Evaluation of Topology-Aware Broadcast Algorithms for Dragonfly Networks

TitleEvaluation of Topology-Aware Broadcast Algorithms for Dragonfly Networks
Publication TypeConference Paper
Year of Publication2016
AuthorsDorier, M, Mubarak, M, Ross, R, Li, JK, Carothers, CD, Ma, K-L
Conference Name2016 IEEE International Conference on Cluster Computing
Date Published12/2016
Conference LocationTaipei, Taiwan
AbstractTwo-tiered direct network topologies such as Dragonflies have been proposed for future post-petascale and exascale machines, since they provide a high-radix, low-diameter, fast interconnection network.

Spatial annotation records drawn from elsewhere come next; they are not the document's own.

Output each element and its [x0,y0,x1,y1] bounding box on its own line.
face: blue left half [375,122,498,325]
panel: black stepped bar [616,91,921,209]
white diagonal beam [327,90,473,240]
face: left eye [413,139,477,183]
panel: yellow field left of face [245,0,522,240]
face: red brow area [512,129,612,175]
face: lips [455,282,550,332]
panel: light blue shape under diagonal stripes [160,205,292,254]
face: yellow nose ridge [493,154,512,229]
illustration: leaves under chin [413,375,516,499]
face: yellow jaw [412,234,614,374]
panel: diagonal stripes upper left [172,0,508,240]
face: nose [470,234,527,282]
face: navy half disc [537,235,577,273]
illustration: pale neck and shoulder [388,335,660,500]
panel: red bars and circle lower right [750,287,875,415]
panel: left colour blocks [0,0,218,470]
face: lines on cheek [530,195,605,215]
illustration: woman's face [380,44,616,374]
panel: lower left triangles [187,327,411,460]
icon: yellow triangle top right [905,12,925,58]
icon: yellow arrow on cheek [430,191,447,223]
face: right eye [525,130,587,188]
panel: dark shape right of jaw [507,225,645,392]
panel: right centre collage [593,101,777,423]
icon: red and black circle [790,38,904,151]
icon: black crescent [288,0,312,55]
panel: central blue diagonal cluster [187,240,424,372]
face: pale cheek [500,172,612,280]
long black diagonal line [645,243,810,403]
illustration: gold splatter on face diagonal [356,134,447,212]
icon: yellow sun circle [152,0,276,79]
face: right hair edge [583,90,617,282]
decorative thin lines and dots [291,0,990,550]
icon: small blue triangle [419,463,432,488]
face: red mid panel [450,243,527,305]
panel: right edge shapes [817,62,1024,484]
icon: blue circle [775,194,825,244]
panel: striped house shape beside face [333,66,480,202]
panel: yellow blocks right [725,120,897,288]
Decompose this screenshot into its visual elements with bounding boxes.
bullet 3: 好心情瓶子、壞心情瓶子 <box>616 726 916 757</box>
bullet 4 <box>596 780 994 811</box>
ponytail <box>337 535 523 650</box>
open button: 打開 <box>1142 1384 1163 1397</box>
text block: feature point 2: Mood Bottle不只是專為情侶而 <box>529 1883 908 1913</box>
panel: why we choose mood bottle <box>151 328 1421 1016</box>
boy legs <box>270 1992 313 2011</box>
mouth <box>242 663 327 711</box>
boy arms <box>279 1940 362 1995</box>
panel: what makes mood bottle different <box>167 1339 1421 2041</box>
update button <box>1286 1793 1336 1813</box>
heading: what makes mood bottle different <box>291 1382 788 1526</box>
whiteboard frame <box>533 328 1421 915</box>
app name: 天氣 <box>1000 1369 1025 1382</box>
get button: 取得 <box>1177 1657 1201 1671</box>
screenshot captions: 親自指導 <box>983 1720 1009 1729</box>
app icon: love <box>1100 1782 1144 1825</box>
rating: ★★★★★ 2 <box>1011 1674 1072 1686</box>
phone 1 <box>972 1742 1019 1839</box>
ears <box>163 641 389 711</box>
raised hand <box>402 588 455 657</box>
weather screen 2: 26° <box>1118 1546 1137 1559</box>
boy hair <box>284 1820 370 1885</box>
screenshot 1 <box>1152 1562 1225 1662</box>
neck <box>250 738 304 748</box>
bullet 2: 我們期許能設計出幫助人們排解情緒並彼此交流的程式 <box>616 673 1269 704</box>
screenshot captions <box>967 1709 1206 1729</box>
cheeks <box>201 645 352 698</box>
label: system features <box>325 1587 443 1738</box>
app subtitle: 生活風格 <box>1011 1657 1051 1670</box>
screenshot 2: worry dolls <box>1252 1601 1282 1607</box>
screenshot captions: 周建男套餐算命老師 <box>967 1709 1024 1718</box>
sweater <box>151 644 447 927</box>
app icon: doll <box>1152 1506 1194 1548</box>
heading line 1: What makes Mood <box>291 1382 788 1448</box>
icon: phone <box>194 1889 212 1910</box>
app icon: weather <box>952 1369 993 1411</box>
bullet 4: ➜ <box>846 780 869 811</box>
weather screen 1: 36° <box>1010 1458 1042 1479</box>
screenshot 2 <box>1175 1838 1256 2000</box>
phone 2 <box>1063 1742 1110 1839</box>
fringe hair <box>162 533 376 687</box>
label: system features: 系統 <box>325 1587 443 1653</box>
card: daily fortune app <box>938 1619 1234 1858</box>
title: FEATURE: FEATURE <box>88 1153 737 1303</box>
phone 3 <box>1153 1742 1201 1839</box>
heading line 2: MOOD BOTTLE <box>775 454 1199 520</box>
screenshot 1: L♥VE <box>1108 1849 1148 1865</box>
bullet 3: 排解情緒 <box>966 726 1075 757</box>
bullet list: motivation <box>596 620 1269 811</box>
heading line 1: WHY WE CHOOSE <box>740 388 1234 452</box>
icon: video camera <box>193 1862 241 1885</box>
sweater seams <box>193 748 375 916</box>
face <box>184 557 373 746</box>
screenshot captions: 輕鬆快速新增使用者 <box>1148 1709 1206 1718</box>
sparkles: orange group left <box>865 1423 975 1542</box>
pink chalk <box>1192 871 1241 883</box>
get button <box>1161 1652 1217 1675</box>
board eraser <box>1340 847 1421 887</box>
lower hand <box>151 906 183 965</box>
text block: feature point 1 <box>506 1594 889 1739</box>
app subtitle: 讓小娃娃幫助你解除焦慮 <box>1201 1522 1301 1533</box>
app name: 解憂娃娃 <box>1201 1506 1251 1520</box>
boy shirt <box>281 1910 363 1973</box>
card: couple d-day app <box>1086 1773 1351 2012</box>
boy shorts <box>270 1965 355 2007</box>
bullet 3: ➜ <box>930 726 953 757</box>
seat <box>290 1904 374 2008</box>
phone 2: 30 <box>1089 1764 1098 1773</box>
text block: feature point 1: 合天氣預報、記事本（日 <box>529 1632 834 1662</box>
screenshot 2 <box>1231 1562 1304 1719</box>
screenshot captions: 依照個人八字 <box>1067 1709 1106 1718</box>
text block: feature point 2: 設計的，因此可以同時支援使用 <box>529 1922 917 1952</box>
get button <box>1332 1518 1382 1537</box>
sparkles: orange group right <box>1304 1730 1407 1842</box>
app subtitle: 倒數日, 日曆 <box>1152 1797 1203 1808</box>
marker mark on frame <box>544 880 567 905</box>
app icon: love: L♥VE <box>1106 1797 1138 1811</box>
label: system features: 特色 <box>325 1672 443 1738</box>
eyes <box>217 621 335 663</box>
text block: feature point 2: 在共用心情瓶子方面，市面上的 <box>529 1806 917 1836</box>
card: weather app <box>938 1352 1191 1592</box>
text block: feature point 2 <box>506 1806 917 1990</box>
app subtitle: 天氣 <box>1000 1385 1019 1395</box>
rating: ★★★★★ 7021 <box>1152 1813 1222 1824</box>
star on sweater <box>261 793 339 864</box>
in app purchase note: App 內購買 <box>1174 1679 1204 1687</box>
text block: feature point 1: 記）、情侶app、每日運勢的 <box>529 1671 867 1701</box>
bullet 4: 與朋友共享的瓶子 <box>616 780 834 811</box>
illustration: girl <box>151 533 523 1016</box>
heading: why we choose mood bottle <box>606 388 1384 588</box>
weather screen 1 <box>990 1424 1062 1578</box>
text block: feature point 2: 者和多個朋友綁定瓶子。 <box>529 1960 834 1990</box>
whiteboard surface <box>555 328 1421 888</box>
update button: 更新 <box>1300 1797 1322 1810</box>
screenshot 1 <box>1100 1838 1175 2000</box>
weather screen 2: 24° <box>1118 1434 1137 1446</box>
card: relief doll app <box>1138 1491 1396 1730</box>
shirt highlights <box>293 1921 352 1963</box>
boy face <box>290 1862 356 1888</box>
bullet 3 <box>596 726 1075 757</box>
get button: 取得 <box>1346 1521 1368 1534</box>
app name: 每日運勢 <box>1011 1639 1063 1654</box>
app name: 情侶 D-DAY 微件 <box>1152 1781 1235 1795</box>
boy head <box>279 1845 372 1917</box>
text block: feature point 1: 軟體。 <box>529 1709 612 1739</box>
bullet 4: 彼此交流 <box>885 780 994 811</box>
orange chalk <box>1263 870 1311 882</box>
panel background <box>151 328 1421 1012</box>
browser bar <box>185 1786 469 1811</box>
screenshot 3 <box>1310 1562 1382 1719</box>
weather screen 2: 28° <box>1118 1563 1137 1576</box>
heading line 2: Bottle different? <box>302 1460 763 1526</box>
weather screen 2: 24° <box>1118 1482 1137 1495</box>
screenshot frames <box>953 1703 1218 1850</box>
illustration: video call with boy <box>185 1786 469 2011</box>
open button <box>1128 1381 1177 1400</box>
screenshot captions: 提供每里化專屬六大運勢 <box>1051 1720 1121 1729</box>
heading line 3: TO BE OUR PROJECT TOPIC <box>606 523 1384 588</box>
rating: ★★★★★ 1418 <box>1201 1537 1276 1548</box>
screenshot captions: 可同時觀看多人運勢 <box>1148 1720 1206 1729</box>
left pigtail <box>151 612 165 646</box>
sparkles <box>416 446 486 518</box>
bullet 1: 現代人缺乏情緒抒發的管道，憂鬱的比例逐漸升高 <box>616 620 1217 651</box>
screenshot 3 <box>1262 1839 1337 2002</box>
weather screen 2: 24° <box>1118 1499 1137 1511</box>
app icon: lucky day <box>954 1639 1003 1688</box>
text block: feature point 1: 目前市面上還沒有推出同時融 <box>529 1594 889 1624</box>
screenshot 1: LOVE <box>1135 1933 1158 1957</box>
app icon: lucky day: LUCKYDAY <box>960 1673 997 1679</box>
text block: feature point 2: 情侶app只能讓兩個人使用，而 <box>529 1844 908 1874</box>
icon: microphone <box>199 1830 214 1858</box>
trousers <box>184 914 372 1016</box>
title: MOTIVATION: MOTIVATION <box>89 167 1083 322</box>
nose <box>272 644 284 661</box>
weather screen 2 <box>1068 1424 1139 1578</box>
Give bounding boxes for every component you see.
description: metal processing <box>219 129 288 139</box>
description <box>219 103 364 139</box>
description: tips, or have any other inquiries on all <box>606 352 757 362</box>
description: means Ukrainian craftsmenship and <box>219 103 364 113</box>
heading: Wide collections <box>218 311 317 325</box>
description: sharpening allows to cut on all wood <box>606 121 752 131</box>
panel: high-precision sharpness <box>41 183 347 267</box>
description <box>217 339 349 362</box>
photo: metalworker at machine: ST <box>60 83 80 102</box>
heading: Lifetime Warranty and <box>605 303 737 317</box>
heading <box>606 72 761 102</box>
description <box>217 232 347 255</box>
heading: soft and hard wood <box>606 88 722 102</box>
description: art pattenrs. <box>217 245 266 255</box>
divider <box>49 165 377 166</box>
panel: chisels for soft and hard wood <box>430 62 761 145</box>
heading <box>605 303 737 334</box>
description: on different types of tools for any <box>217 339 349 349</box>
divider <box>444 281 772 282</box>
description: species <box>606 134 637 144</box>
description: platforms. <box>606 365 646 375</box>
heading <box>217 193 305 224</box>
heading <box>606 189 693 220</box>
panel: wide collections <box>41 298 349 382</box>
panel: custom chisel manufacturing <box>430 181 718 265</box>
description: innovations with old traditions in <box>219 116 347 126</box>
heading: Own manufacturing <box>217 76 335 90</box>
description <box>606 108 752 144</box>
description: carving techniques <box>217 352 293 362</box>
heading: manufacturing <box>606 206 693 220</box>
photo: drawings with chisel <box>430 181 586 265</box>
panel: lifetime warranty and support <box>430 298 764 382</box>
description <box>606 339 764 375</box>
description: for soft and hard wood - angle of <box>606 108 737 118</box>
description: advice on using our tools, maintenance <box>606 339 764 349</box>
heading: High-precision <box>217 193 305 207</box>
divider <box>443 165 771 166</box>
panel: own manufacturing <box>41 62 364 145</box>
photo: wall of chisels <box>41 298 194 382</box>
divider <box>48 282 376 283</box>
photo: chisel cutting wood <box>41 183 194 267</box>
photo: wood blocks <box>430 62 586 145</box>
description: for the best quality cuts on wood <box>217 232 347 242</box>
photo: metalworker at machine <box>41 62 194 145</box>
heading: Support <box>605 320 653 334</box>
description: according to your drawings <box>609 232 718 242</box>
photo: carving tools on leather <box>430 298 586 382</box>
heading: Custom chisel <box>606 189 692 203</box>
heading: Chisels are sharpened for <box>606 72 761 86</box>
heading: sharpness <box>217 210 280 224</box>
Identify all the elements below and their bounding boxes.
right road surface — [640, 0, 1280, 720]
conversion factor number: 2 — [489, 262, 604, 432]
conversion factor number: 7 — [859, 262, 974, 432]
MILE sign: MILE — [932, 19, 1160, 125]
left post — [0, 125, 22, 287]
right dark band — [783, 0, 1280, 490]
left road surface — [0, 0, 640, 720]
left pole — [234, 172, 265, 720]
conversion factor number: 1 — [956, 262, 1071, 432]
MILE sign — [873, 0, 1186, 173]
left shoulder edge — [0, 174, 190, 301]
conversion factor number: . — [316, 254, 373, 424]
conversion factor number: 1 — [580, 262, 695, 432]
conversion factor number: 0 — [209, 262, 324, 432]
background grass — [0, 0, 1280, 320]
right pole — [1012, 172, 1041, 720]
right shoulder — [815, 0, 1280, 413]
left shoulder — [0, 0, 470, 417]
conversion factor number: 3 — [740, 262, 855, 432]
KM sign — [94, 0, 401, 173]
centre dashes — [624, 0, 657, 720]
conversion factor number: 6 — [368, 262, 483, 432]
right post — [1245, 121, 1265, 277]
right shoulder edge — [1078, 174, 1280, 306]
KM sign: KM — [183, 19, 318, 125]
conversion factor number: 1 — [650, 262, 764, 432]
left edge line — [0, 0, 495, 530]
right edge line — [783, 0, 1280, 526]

Such topologies call for redesigning MPI collective communication algorithms in order to attain the best performance. Yet as increasingly more applications share a machine, it is not clear how these topology-aware algorithms will react to interference with concurrent jobs accessing the same network. In this paper, we study three topology-aware broadcast algorithms, including one designed by ourselves. We evaluate their performance through event-driven simulation for small-and large-sized broadcasts (both in terms of data size and number of processes). We study the effect of different routing mechanisms on the topology-aware collective algorithms, as well as their sensitivity to network contention with other jobs. Our results show that while topology-aware algorithms drastically reduce link utilization, their advantage in terms of latency is more limited.